05 October 2010

...

He asked me years ago to define the word "Love."  He asked many, in fact.  It was an assignment that I wouldn't hand in on time, I honestly don't think I even handed it in that same semester.  But I do remember writing it.  I remember mulling over and over about it, trying to come up with the perfect thing to say, the 'nail on the head' of writing and defining.  And then, back then, way back then, I thought I got it.  I remember writing something to the extent of "Love is the last money left in your bank account used to buy your significant other a present, something to make them happy, to see their eyes light up."  To me then, back then, way back then, love was about extremes.  The highest highs and lowest lows.  Winter and Summer.  Black and white.

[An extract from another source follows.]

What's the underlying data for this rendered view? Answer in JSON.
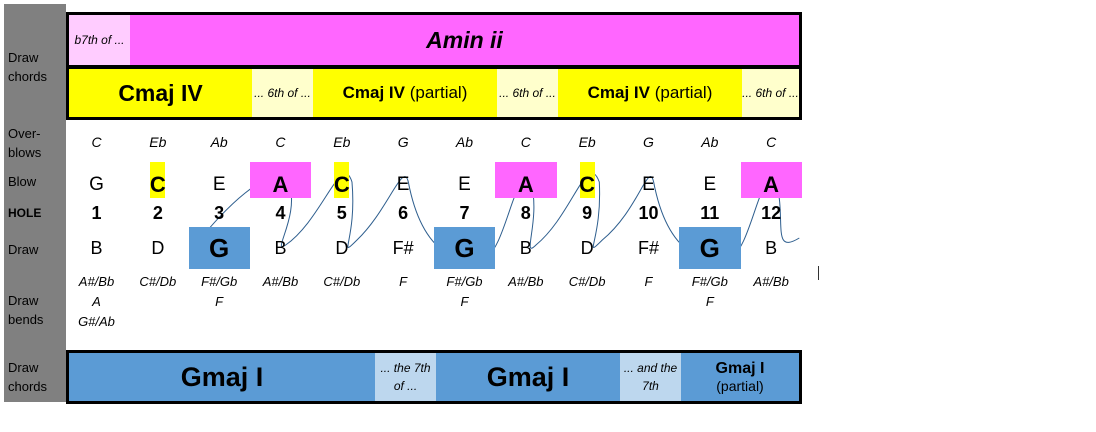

Years gone by, loves gone by.  Love on so many different levels and so many different extremes.  But thats what it takes, doesn't it?  Years.  Extremes.  Experience.  I thought about the specific day he asked us to define that word, that little "L" word, that four letter word with so much meaning and honesty.  Proustian moments somehow find their way to connect me to him and that classroom constantly, a smell, a taste, a sound, a sight, and I'm right back there.  Today it was the distant sky.  The same dark but harmless sky as the day he had assigned the assignment.  Little did I know that 5 years later I would begin to reevaluate my answer.

Now, today, here, right here love is different.  Its no longer an extreme, an up or a down.  Its not the "POP" at the highest point of the firework, nor is it the "BANG" of the bullet leaving the guns barrel.  Its the quiet of the before and after.  Love is what happens when nothing at all happens.  The peaceful altruistic moments we have for one another without even realizing we did so.  Love is when we don't think, but just do.

We were walking around the neighborhood [a commonplace for us] I was wearing your sweatshirt.  Oversized just enough to keep me perfectly warm in this cool Fall weather.  I had pushed up the sleeves, about halfway up my forearm, probably so I could talk freely with my hands as I always do.  Mid-conversation you leaned over and pulled the sleeves down past my hands then rolled each one up so that the edge of the sweatshirt just reached my wrist.  We never stopped walking, we never stopped talking, I never said "thank you," I never asked "why."  I didn't need to.  I didn't even realize it occurred until much later.  I'll never know exactly why you did what you did, Im not even sure if you do.  My guess is that somewhere in your head, somewhere in between our playful conversation, and the gorgeous weather of this Fall season, you probably thought I was cold, or uncomfortable, and without thought or words or interruption you did what you did.  That's love.

If he were to ask me today, at this very moment, to define that little word I would only have one thing to say.  One short, precise answer, "Love is an ellipsis."